T. Belman. I do not believe this. “Roughly 330,000 Palestinians and 450,000 Israeli settlers live in the 60 percent of the West Bank that makes up Area C”. The Israel High Court has virtually ordered Israel to give building permits to Palestinians also. Israel is hoping the US will OK the 4,400 Jewish homes because their is approval for 1000 Arab homes. The Arabs have built thousands of illegal homes in Area C. Why give them permits while this is going on.
Last time such approvals were granted, the majority of the 1,300 were for houses already built; this move comes as Defense Ministry greenlights 4,400 new Jewish settlement homes
A Palestinian boy walks while backdropped by his home village of Susiya in Area C of the West Bank on July 24, 2015. (AP/Nasser Nasser)
The Defense Ministry will advance plans for some 1,000 Palestinian homes in the West Bank, an Israeli official told The Times of Israel on Thursday, as the same office was convening to greenlight projects for some 4,400 Jewish settlement homes.
The projects for both the Palestinians and the Israeli settlers will be located in Area C, where Israel maintains civilian control. Roughly 330,000 Palestinians and 450,000 Israeli settlers live in the 60 percent of the West Bank that makes up Area C, according to figures from the UN and Israeli authorities respectively.
The projects for Palestinians have not yet been publicized, but appear to be part of Defense Minister Benny Gantz’s policy of advancing housing plans for both populations in the West Bank after more than a decade during which only dozens of permits for Palestinians were approved in comparison to the nearly 25,000 homes that were built for settlers.

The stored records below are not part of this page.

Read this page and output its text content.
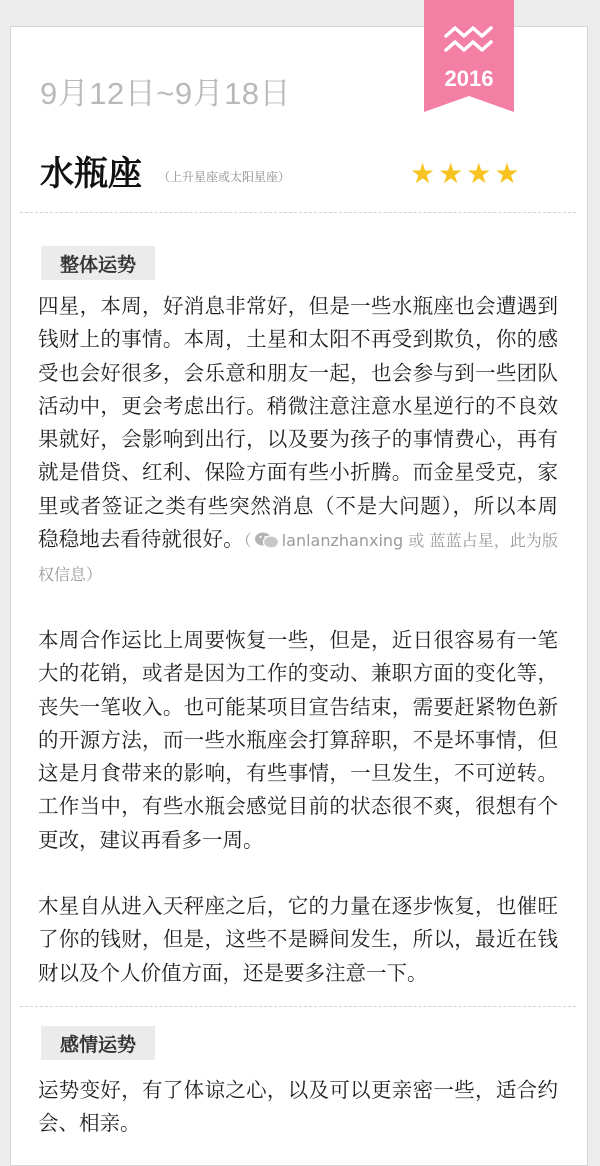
2016
9月12日~9月18日
水瓶座 （上升星座或太阳星座）	★ ★ ★ ★
整体运势
四星，本周，好消息非常好，但是一些水瓶座也会遭遇到钱财上的事情。本周，土星和太阳不再受到欺负，你的感受也会好很多，会乐意和朋友一起，也会参与到一些团队活动中，更会考虑出行。稍微注意注意水星逆行的不良效果就好，会影响到出行，以及要为孩子的事情费心，再有就是借贷、红利、保险方面有些小折腾。而金星受克，家里或者签证之类有些突然消息（不是大问题），所以本周稳稳地去看待就很好。（ lanlanzhanxing 或 蓝蓝占星，此为版权信息）
本周合作运比上周要恢复一些，但是，近日很容易有一笔大的花销，或者是因为工作的变动、兼职方面的变化等，丧失一笔收入。也可能某项目宣告结束，需要赶紧物色新的开源方法，而一些水瓶座会打算辞职，不是坏事情，但这是月食带来的影响，有些事情，一旦发生，不可逆转。工作当中，有些水瓶会感觉目前的状态很不爽，很想有个更改，建议再看多一周。
木星自从进入天秤座之后，它的力量在逐步恢复，也催旺了你的钱财，但是，这些不是瞬间发生，所以，最近在钱财以及个人价值方面，还是要多注意一下。
感情运势
运势变好，有了体谅之心，以及可以更亲密一些，适合约会、相亲。
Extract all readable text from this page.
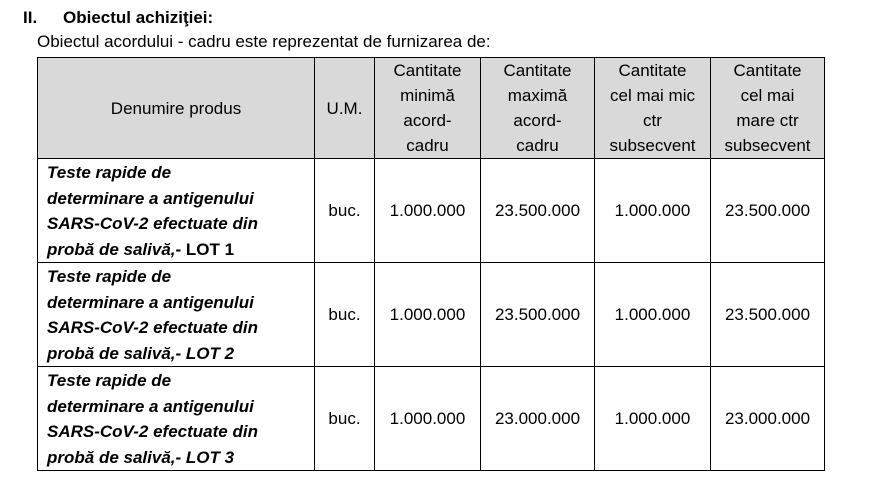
II. Obiectul achiziţiei:
Obiectul acordului - cadru este reprezentat de furnizarea de:
Denumire produs	U.M.	Cantitate
minimă
acord-
cadru	Cantitate
maximă
acord-
cadru	Cantitate
cel mai mic
ctr
subsecvent	Cantitate
cel mai
mare ctr
subsecvent

Teste rapide de
determinare a antigenului
SARS-CoV-2 efectuate din
probă de salivă,- LOT 1	buc.	1.000.000	23.500.000	1.000.000	23.500.000
Teste rapide de
determinare a antigenului
SARS-CoV-2 efectuate din
probă de salivă,- LOT 2	buc.	1.000.000	23.500.000	1.000.000	23.500.000
Teste rapide de
determinare a antigenului
SARS-CoV-2 efectuate din
probă de salivă,- LOT 3	buc.	1.000.000	23.000.000	1.000.000	23.000.000
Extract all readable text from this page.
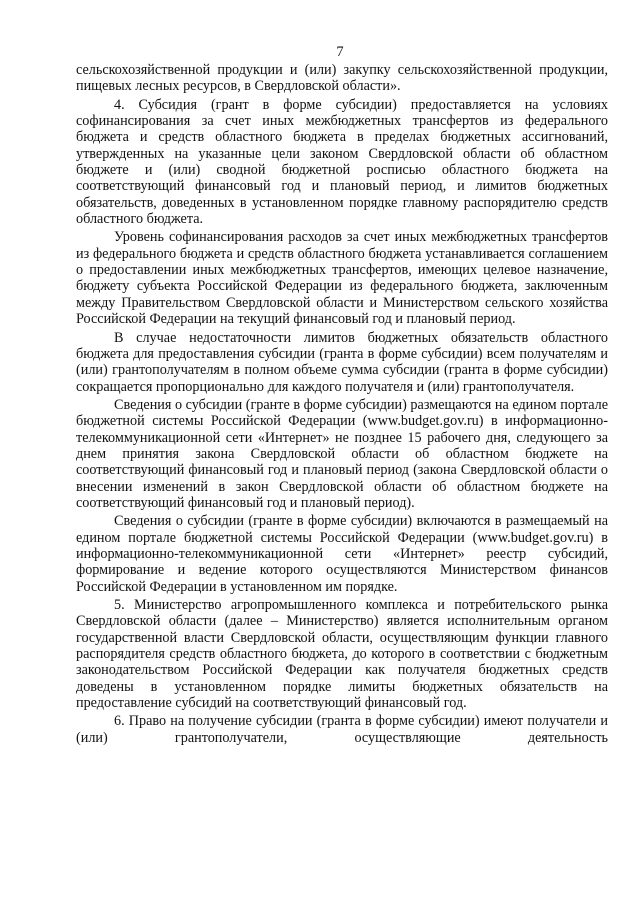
7

сельскохозяйственной продукции и (или) закупку сельскохозяйственной продукции, пищевых лесных ресурсов, в Свердловской области».

4. Субсидия (грант в форме субсидии) предоставляется на условиях софинансирования за счет иных межбюджетных трансфертов из федерального бюджета и средств областного бюджета в пределах бюджетных ассигнований, утвержденных на указанные цели законом Свердловской области об областном бюджете и (или) сводной бюджетной росписью областного бюджета на соответствующий финансовый год и плановый период, и лимитов бюджетных обязательств, доведенных в установленном порядке главному распорядителю средств областного бюджета.

Уровень софинансирования расходов за счет иных межбюджетных трансфертов из федерального бюджета и средств областного бюджета устанавливается соглашением о предоставлении иных межбюджетных трансфертов, имеющих целевое назначение, бюджету субъекта Российской Федерации из федерального бюджета, заключенным между Правительством Свердловской области и Министерством сельского хозяйства Российской Федерации на текущий финансовый год и плановый период.

В случае недостаточности лимитов бюджетных обязательств областного бюджета для предоставления субсидии (гранта в форме субсидии) всем получателям и (или) грантополучателям в полном объеме сумма субсидии (гранта в форме субсидии) сокращается пропорционально для каждого получателя и (или) грантополучателя.

Сведения о субсидии (гранте в форме субсидии) размещаются на едином портале бюджетной системы Российской Федерации (www.budget.gov.ru) в информационно-телекоммуникационной сети «Интернет» не позднее 15 рабочего дня, следующего за днем принятия закона Свердловской области об областном бюджете на соответствующий финансовый год и плановый период (закона Свердловской области о внесении изменений в закон Свердловской области об областном бюджете на соответствующий финансовый год и плановый период).

Сведения о субсидии (гранте в форме субсидии) включаются в размещаемый на едином портале бюджетной системы Российской Федерации (www.budget.gov.ru) в информационно-телекоммуникационной сети «Интернет» реестр субсидий, формирование и ведение которого осуществляются Министерством финансов Российской Федерации в установленном им порядке.

5. Министерство агропромышленного комплекса и потребительского рынка Свердловской области (далее – Министерство) является исполнительным органом государственной власти Свердловской области, осуществляющим функции главного распорядителя средств областного бюджета, до которого в соответствии с бюджетным законодательством Российской Федерации как получателя бюджетных средств доведены в установленном порядке лимиты бюджетных обязательств на предоставление субсидий на соответствующий финансовый год.

6. Право на получение субсидии (гранта в форме субсидии) имеют получатели и (или) грантополучатели, осуществляющие деятельность
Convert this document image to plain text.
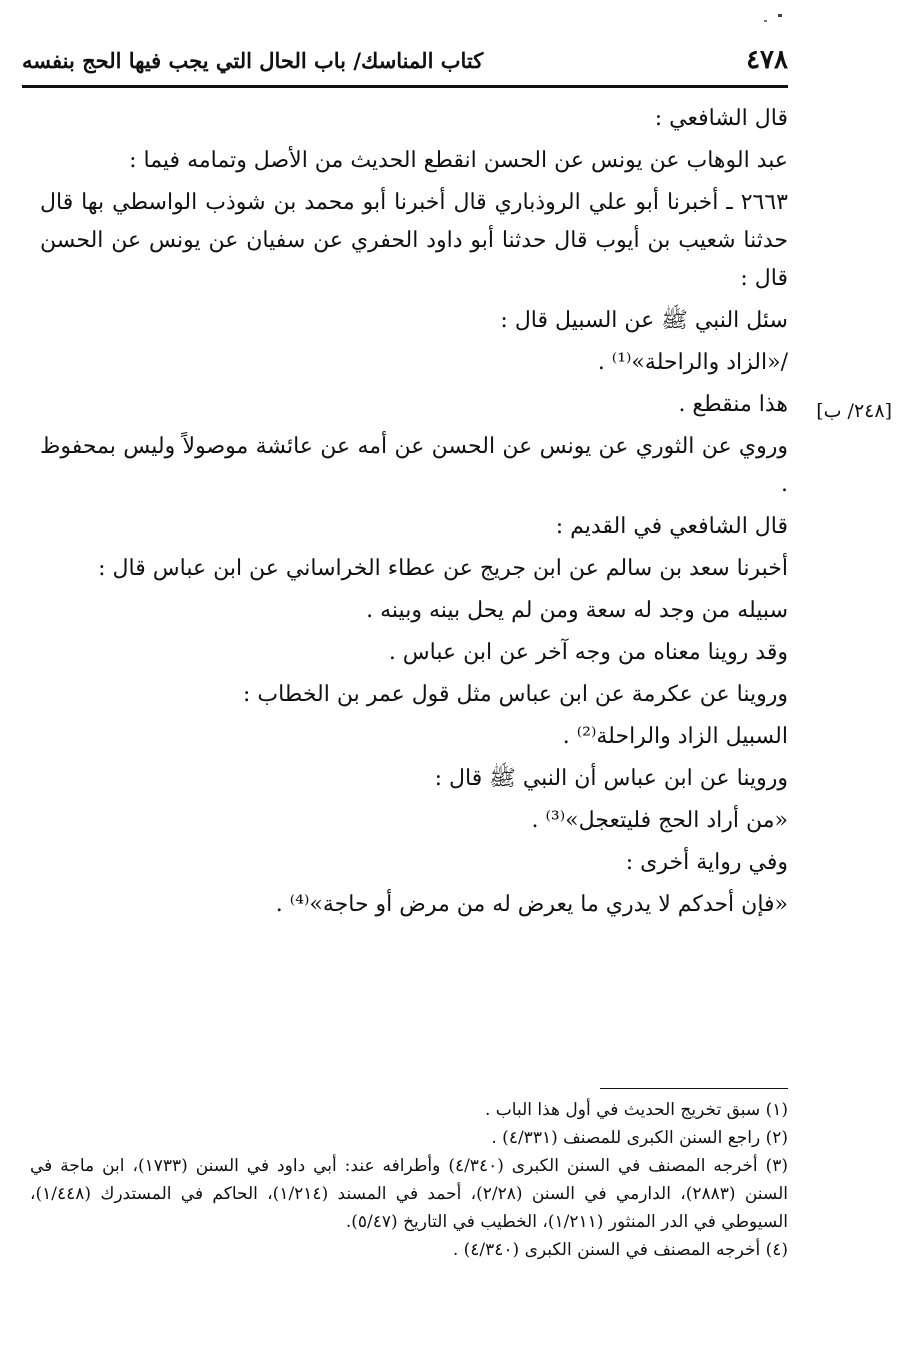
٤٧٨
كتاب المناسك/ باب الحال التي يجب فيها الحج بنفسه
[٢٤٨/ ب]

قال الشافعي :

عبد الوهاب عن يونس عن الحسن انقطع الحديث من الأصل وتمامه فيما :

٢٦٦٣ ـ أخبرنا أبو علي الروذباري قال أخبرنا أبو محمد بن شوذب الواسطي بها قال حدثنا شعيب بن أيوب قال حدثنا أبو داود الحفري عن سفيان عن يونس عن الحسن قال :

سئل النبي ﷺ عن السبيل قال :

/«الزاد والراحلة»⁽¹⁾ .

هذا منقطع .

وروي عن الثوري عن يونس عن الحسن عن أمه عن عائشة موصولاً وليس بمحفوظ .

قال الشافعي في القديم :

أخبرنا سعد بن سالم عن ابن جريج عن عطاء الخراساني عن ابن عباس قال :

سبيله من وجد له سعة ومن لم يحل بينه وبينه .

وقد روينا معناه من وجه آخر عن ابن عباس .

وروينا عن عكرمة عن ابن عباس مثل قول عمر بن الخطاب :

السبيل الزاد والراحلة⁽²⁾ .

وروينا عن ابن عباس أن النبي ﷺ قال :

«من أراد الحج فليتعجل»⁽³⁾ .

وفي رواية أخرى :

«فإن أحدكم لا يدري ما يعرض له من مرض أو حاجة»⁽⁴⁾ .

(١) سبق تخريج الحديث في أول هذا الباب .
(٢) راجع السنن الكبرى للمصنف (٤/٣٣١) .
(٣) أخرجه المصنف في السنن الكبرى (٤/٣٤٠) وأطرافه عند: أبي داود في السنن (١٧٣٣)، ابن ماجة في السنن (٢٨٨٣)، الدارمي في السنن (٢/٢٨)، أحمد في المسند (١/٢١٤)، الحاكم في المستدرك (١/٤٤٨)، السيوطي في الدر المنثور (١/٢١١)، الخطيب في التاريخ (٥/٤٧).
(٤) أخرجه المصنف في السنن الكبرى (٤/٣٤٠) .
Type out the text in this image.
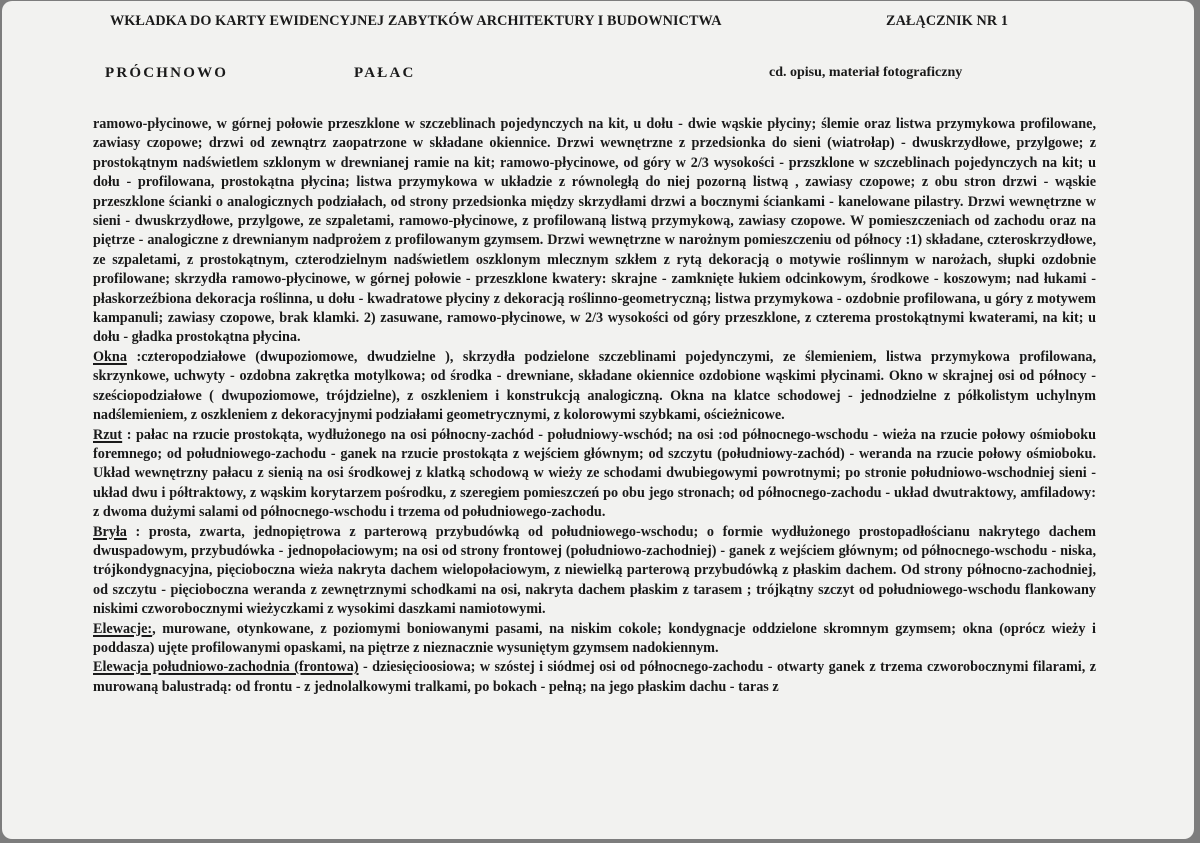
WKŁADKA DO KARTY EWIDENCYJNEJ ZABYTKÓW ARCHITEKTURY I BUDOWNICTWA	ZAŁĄCZNIK NR 1
PRÓCHNOWO	PAŁAC	cd. opisu, materiał fotograficzny

ramowo-płycinowe, w górnej połowie przeszklone w szczeblinach pojedynczych na kit, u dołu - dwie wąskie płyciny; ślemie oraz listwa przymykowa profilowane, zawiasy czopowe; drzwi od zewnątrz zaopatrzone w składane okiennice. Drzwi wewnętrzne z przedsionka do sieni (wiatrołap) - dwuskrzydłowe, przylgowe; z prostokątnym nadświetlem szklonym w drewnianej ramie na kit; ramowo-płycinowe, od góry w 2/3 wysokości - przszklone w szczeblinach pojedynczych na kit; u dołu - profilowana, prostokątna płycina; listwa przymykowa w układzie z równoległą do niej pozorną listwą , zawiasy czopowe; z obu stron drzwi - wąskie przeszklone ścianki o analogicznych podziałach, od strony przedsionka między skrzydłami drzwi a bocznymi ściankami - kanelowane pilastry. Drzwi wewnętrzne w sieni - dwuskrzydłowe, przylgowe, ze szpaletami, ramowo-płycinowe, z profilowaną listwą przymykową, zawiasy czopowe. W pomieszczeniach od zachodu oraz na piętrze - analogiczne z drewnianym nadprożem z profilowanym gzymsem. Drzwi wewnętrzne w narożnym pomieszczeniu od północy :1) składane, czteroskrzydłowe, ze szpaletami, z prostokątnym, czterodzielnym nadświetlem oszklonym mlecznym szkłem z rytą dekoracją o motywie roślinnym w narożach, słupki ozdobnie profilowane; skrzydła ramowo-płycinowe, w górnej połowie - przeszklone kwatery: skrajne - zamknięte łukiem odcinkowym, środkowe - koszowym; nad łukami - płaskorzeźbiona dekoracja roślinna, u dołu - kwadratowe płyciny z dekoracją roślinno-geometryczną; listwa przymykowa - ozdobnie profilowana, u góry z motywem kampanuli; zawiasy czopowe, brak klamki. 2) zasuwane, ramowo-płycinowe, w 2/3 wysokości od góry przeszklone, z czterema prostokątnymi kwaterami, na kit; u dołu - gładka prostokątna płycina.

Okna :czteropodziałowe (dwupoziomowe, dwudzielne ), skrzydła podzielone szczeblinami pojedynczymi, ze ślemieniem, listwa przymykowa profilowana, skrzynkowe, uchwyty - ozdobna zakrętka motylkowa; od środka - drewniane, składane okiennice ozdobione wąskimi płycinami. Okno w skrajnej osi od północy - sześciopodziałowe ( dwupoziomowe, trójdzielne), z oszkleniem i konstrukcją analogiczną. Okna na klatce schodowej - jednodzielne z półkolistym uchylnym nadślemieniem, z oszkleniem z dekoracyjnymi podziałami geometrycznymi, z kolorowymi szybkami, ościeżnicowe.

Rzut : pałac na rzucie prostokąta, wydłużonego na osi północny-zachód - południowy-wschód; na osi :od północnego-wschodu - wieża na rzucie połowy ośmioboku foremnego; od południowego-zachodu - ganek na rzucie prostokąta z wejściem głównym; od szczytu (południowy-zachód) - weranda na rzucie połowy ośmioboku. Układ wewnętrzny pałacu z sienią na osi środkowej z klatką schodową w wieży ze schodami dwubiegowymi powrotnymi; po stronie południowo-wschodniej sieni - układ dwu i półtraktowy, z wąskim korytarzem pośrodku, z szeregiem pomieszczeń po obu jego stronach; od północnego-zachodu - układ dwutraktowy, amfiladowy: z dwoma dużymi salami od północnego-wschodu i trzema od południowego-zachodu.

Bryła : prosta, zwarta, jednopiętrowa z parterową przybudówką od południowego-wschodu; o formie wydłużonego prostopadłościanu nakrytego dachem dwuspadowym, przybudówka - jednopołaciowym; na osi od strony frontowej (południowo-zachodniej) - ganek z wejściem głównym; od północnego-wschodu - niska, trójkondygnacyjna, pięcioboczna wieża nakryta dachem wielopołaciowym, z niewielką parterową przybudówką z płaskim dachem. Od strony północno-zachodniej, od szczytu - pięcioboczna weranda z zewnętrznymi schodkami na osi, nakryta dachem płaskim z tarasem ; trójkątny szczyt od południowego-wschodu flankowany niskimi czworobocznymi wieżyczkami z wysokimi daszkami namiotowymi.

Elewacje:, murowane, otynkowane, z poziomymi boniowanymi pasami, na niskim cokole; kondygnacje oddzielone skromnym gzymsem; okna (oprócz wieży i poddasza) ujęte profilowanymi opaskami, na piętrze z nieznacznie wysuniętym gzymsem nadokiennym.

Elewacja południowo-zachodnia (frontowa) - dziesięcioosiowa; w szóstej i siódmej osi od północnego-zachodu - otwarty ganek z trzema czworobocznymi filarami, z murowaną balustradą: od frontu - z jednolalkowymi tralkami, po bokach - pełną; na jego płaskim dachu - taras z
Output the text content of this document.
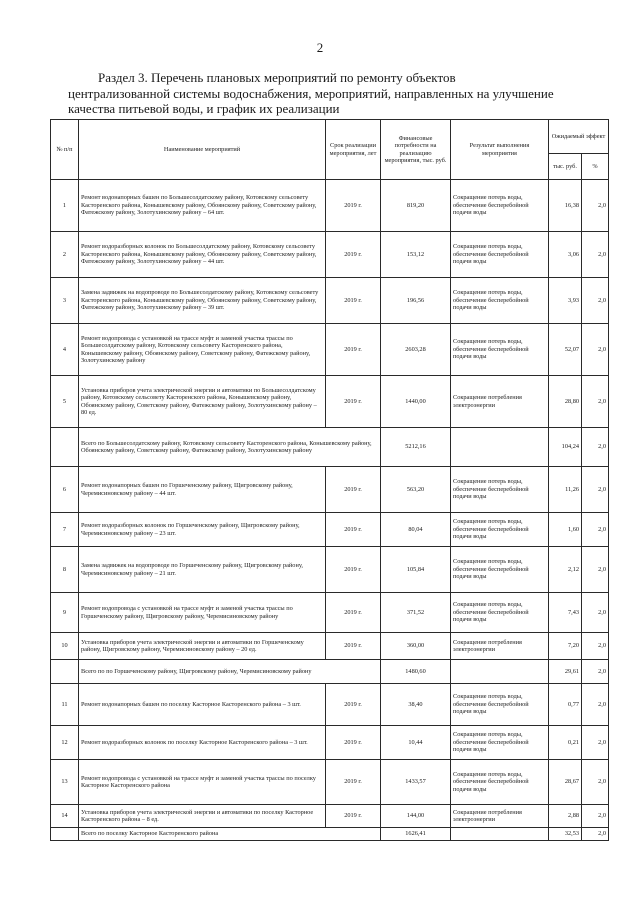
2
Раздел 3. Перечень плановых мероприятий по ремонту объектов
централизованной системы водоснабжения, мероприятий, направленных на улучшение
качества питьевой воды, и график их реализации
№ п/п	Наименование мероприятий	Срок реализации мероприятия, лет	Финансовые потребности на реализацию мероприятия, тыс. руб.	Результат выполнения мероприятия	Ожидаемый эффект	
					тыс. руб.	%
1	Ремонт водонапорных башен по Большесолдатскому району, Котовскому сельсовету Касторенского района, Конышевскому району, Обоянскому району, Советскому району, Фатежскому району, Золотухинскому району – 64 шт.	2019 г.	819,20	Сокращение потерь воды, обеспечение бесперебойной подачи воды	16,38	2,0
2	Ремонт водоразборных колонок по Большесолдатскому району, Котовскому сельсовету Касторенского района, Конышевскому району, Обоянскому району, Советскому району, Фатежскому району, Золотухинскому району – 44 шт.	2019 г.	153,12	Сокращение потерь воды, обеспечение бесперебойной подачи воды	3,06	2,0
3	Замена задвижек на водопроводе по Большесолдатскому району, Котовскому сельсовету Касторенского района, Конышевскому району, Обоянскому району, Советскому району, Фатежскому району, Золотухинскому району – 39 шт.	2019 г.	196,56	Сокращение потерь воды, обеспечение бесперебойной подачи воды	3,93	2,0
4	Ремонт водопровода с установкой на трассе муфт и заменой участка трассы по Большесолдатскому району, Котовскому сельсовету Касторенского района, Конышевскому району, Обоянскому району, Советскому району, Фатежскому району, Золотухинскому району	2019 г.	2603,28	Сокращение потерь воды, обеспечение бесперебойной подачи воды	52,07	2,0
5	Установка приборов учета электрической энергии и автоматики по Большесолдатскому району, Котовскому сельсовету Касторенского района, Конышевскому району, Обоянскому району, Советскому району, Фатежскому району, Золотухинскому району – 80 ед.	2019 г.	1440,00	Сокращение потребления электроэнергии	28,80	2,0
	Всего по Большесолдатскому району, Котовскому сельсовету Касторенского района, Конышевскому району, Обоянскому району, Советскому району, Фатежскому району, Золотухинскому району		5212,16		104,24	2,0
6	Ремонт водонапорных башен по Горшеченскому району, Щигровскому району, Черемисиновскому району – 44 шт.	2019 г.	563,20	Сокращение потерь воды, обеспечение бесперебойной подачи воды	11,26	2,0
7	Ремонт водоразборных колонок по Горшеченскому району, Щигровскому району, Черемисиновскому району – 23 шт.	2019 г.	80,04	Сокращение потерь воды, обеспечение бесперебойной подачи воды	1,60	2,0
8	Замена задвижек на водопроводе по Горшеченскому району, Щигровскому району, Черемисиновскому району – 21 шт.	2019 г.	105,84	Сокращение потерь воды, обеспечение бесперебойной подачи воды	2,12	2,0
9	Ремонт водопровода с установкой на трассе муфт и заменой участка трассы по Горшеченскому району, Щигровскому району, Черемисиновскому району	2019 г.	371,52	Сокращение потерь воды, обеспечение бесперебойной подачи воды	7,43	2,0
10	Установка приборов учета электрической энергии и автоматики по Горшеченскому району, Щигровскому району, Черемисиновскому району – 20 ед.	2019 г.	360,00	Сокращение потребления электроэнергии	7,20	2,0
	Всего по по Горшеченскому району, Щигровскому району, Черемисиновскому району		1480,60		29,61	2,0
11	Ремонт водонапорных башен по поселку Касторное Касторенского района – 3 шт.	2019 г.	38,40	Сокращение потерь воды, обеспечение бесперебойной подачи воды	0,77	2,0
12	Ремонт водоразборных колонок по поселку Касторное Касторенского района – 3 шт.	2019 г.	10,44	Сокращение потерь воды, обеспечение бесперебойной подачи воды	0,21	2,0
13	Ремонт водопровода с установкой на трассе муфт и заменой участка трассы по поселку Касторное Касторенского района	2019 г.	1433,57	Сокращение потерь воды, обеспечение бесперебойной подачи воды	28,67	2,0
14	Установка приборов учета электрической энергии и автоматики по поселку Касторное Касторенского района – 8 ед.	2019 г.	144,00	Сокращение потребления электроэнергии	2,88	2,0
	Всего по поселку Касторное Касторенского района		1626,41		32,53	2,0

The last time that the Defense Ministry’s High Planning Subcommittee convened to advance plans for roughly 3,000 settlement homes in October, the panel subsequently greenlit six projects amounting to 1,300 homes for Palestinians in Area C — though the majority of the latter authorizations were for buildings that already existed.
Unlike the previous round of approvals, the Defense Ministry hasn’t officially publicized this time that they will include projects for Palestinians. The tying of the projects for the two West Bank populations together sparked an outcry from settler leaders last year, and right-wing members of the fragile coalition appear intent on avoiding such criticism.
Nonetheless, the government has notified the Biden administration of its intention to once again greenlight plans for Palestinians, another official familiar with the matter told The Times of Israel.
The Israeli settlement of Vered Yeriho, in the Jordan Valley in the West Bank, on July 1, 2020. (Yonatan Sindel/Flash90)
The Defense Ministry announced last week that it would advance plans for 3,988 Jewish settlement homes, though the agenda publicized ahead of the High Planning Subcommittee meeting showed that the number was actually 4,427.
The panel was in the midst of advancing the 25 projects on Thursday in a move that is sure to draw international condemnation. The High Planning Subcommittee over the last five years has typically met on a quarterly basis, though there have been larger gaps between meetings during sensitive diplomatic periods. Its last meeting was in October.
While some of the projects already advanced in the first part of the meeting on Thursday are for settlements located close to the Green Line, other plans slated to be greenlit are for settlements deep in the West Bank. These included a project for 56 homes in Negohot, which was advanced through the earlier planning stage known as deposit, and a project for 534 homes in Shevut Rachel, which was advanced through the final planning stage.
In addition to adding thousands of new homes, the plans retroactively legalized the Mitzpeh Dani and Oz V’gaon outposts. The former is a wildcat neighborhood of the Ma’aleh Michmash settlement in the heart of the West Bank and the latter is a nature reserve and education center that was built following the kidnap and murder of Israeli teens Gil-ad Shaer, Eyal Yifrach and Naftali Fraenkel in a terror attack in the summer of 2014.
In a celebratory tweet responding to news of Mitzpeh Dani’s approval, Interior Minister Ayelet Shaked called it a “holiday for the settlement movement.”
The approvals come roughly a month before Joe Biden is expected to make his first visit to Israel and the West Bank as US president. His administration urged Jerusalem against moving forward with the move and issued a statement condemning it last week.
Prime Minister Naftali Bennett (R) and US President Joe Biden have coffee in the White House private presidential dining hall on Aug. 27, 2021. (White House/Twitter)
The Biden administration on Friday blasted Israel’s plans to advance settlement homes in the West Bank, saying the measure “deeply damages the prospects for a two-state solution.”
“The Biden Administration has been clear on this from the outset. We strongly oppose the expansion of settlements which exacerbates tensions and undermines trust between the parties,” said State Department deputy spokeswoman Jalina Porter during a phone briefing with reporters. “Israel’s program of expanding settlements deeply damages the prospects for a two-state solution.”
The condemnation appeared tamer than the one Washington issued last October when the State Department called the approvals “completely inconsistent with efforts to lower tensions and restore calm.”
The administration has been sympathetic to the fragility of Prime Minister Naftali Bennett’s coalition, which includes right-wing parties that count settlers as their supporters.